My Lady

J’aurais aimé trouver un titre plus évocateur pour vous présenter ce film mais rien ne me venait pour résumer en un seul titre tout ce que m’a inspiré cette histoire.

Je suis sortie de la salle de cinéma bouleversée, parce que l’histoire est touchante certes, mais parce que le sujet est grave. Peut-être est-ce aussi parce que je me suis sentie concernée car j’ai travaillé moi même dans le domaine de la Protection de l’Enfance. Il me semblait incontournable de vous faire partager mes interrogations et mes émotions, je vais essayer de le faire le plus fidèlement possible.

L’histoire:

Faut-il obliger un adolescent à recevoir la transfusion qui pourrait le sauver ? Fiona Maye, Juge de la Haute Cour, décide de lui rendre visite, avant de trancher. Leur rencontre bouleversera le cours des choses.

Quand on connaît le milieu de la Justice des Mineurs, on sait que nul n’est besoin d’une visite à l’hôpital pour prendre une décision qui coule de source,  alors pourquoi Fiona Maye se déplace t-elle? Il est bien montré dans ce film le raz-de-marée émotionnel que cette visite à l’hôpital déclenche non seulement sur l’adolescent mais sur la juge également, sans qu’elle y prenne garde.

Un adolescent, même s’il approche de très près sa majorité, reste un enfant et de ce fait il doit être protégé. En Angleterre, le système de justice est pratiquement similaire à celui de la France. « La loi de 1989 relative à l’enfance donne d’importants pouvoirs au juge dans les cas où la protection de l’enfant ne peut être assurée dans le cadre administratif. » C’est le cas dans le film puisque le service hospitalier ne peut intervenir sur ce mineur pour tenter de lui sauver la vie compte tenu de la croyance religieuse de l’enfant, croyance qui lui a été inculquée par ses parents qui sont témoins de Jéhovah. C’est donc à la Justice de trancher.

En allant voir ce film j’ai appris un certain nombre de choses surles témoins de Jéhovah, j’ignorais que la transfusion sanguine était absolument inenvisageable, même dans des cas graves, car selon leur croyance, le sang transporte l’âme. Je ne juge pas, mais il me semble clair qu’un adolescent, même bercé par une éducation religieuse, doit garder son libre-arbitre et être éclairé sur sa situation surtout quand il s’agit de vie et de mort, c’est la question cruciale du film.

Adam, notre jeune leucémique, pour accéder au paradis n’a que peu d’options. La transfusion est un pêché donc si il accepte d’être transfusé il sera vivant certes mais banni et exclu!

Comment aller contre sa foi et ses convictions quand il s’agit de vie ou de mort?

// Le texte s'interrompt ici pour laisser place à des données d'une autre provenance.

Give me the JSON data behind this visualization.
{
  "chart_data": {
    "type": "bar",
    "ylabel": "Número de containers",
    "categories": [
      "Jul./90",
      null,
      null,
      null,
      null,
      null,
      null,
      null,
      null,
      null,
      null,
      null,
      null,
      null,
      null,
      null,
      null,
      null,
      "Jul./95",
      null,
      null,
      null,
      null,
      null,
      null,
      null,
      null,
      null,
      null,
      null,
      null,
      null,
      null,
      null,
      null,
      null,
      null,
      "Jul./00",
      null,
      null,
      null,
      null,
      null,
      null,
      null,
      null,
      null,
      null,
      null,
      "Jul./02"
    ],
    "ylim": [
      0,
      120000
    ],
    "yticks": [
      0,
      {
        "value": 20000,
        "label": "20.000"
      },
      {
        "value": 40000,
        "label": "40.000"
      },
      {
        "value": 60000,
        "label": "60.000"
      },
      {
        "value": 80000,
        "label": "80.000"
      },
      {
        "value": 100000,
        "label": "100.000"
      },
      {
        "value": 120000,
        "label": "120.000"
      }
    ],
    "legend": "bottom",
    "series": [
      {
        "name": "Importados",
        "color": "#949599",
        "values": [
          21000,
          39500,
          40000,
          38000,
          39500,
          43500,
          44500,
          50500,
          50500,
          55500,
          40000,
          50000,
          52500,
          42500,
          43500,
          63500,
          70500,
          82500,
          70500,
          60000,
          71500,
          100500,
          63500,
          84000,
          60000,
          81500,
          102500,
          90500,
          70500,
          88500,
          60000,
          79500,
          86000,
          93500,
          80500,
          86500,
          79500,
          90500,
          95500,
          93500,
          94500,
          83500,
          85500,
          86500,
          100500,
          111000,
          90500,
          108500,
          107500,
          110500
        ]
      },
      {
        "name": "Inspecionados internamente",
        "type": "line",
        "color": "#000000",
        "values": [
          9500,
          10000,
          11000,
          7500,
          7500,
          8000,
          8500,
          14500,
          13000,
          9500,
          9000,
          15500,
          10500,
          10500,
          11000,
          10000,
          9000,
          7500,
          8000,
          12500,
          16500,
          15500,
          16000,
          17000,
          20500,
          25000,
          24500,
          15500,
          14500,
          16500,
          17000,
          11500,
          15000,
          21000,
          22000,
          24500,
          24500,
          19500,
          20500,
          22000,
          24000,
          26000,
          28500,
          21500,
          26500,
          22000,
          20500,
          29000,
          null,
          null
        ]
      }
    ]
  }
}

J’ai beaucoup de respect face aux personnes croyantes, mais je sais aussi, que tout au long de notre vie, nous évoluons au rythme des épreuves que nous traversons.

Cet adolescent a t-il toutes les cartes en mains ce jour là pour savoir quel choix il doit faire? N’a-t-il pas besoin d’être guidé?

Je ne suis pas croyante mais je sais que la souffrance, la solitude, le chagrin m’ont conduite progressivement vers la pratique du yoga et  de la méditation, de la spiritualité et du boudhisme « mahayana » que je ne pratique pas vraiment, mais dont je me sens très proche. Je dirais que ma « foi » est surtout fondée sur la bienveillance envers autrui et la non-violence en tout cas je m’y applique.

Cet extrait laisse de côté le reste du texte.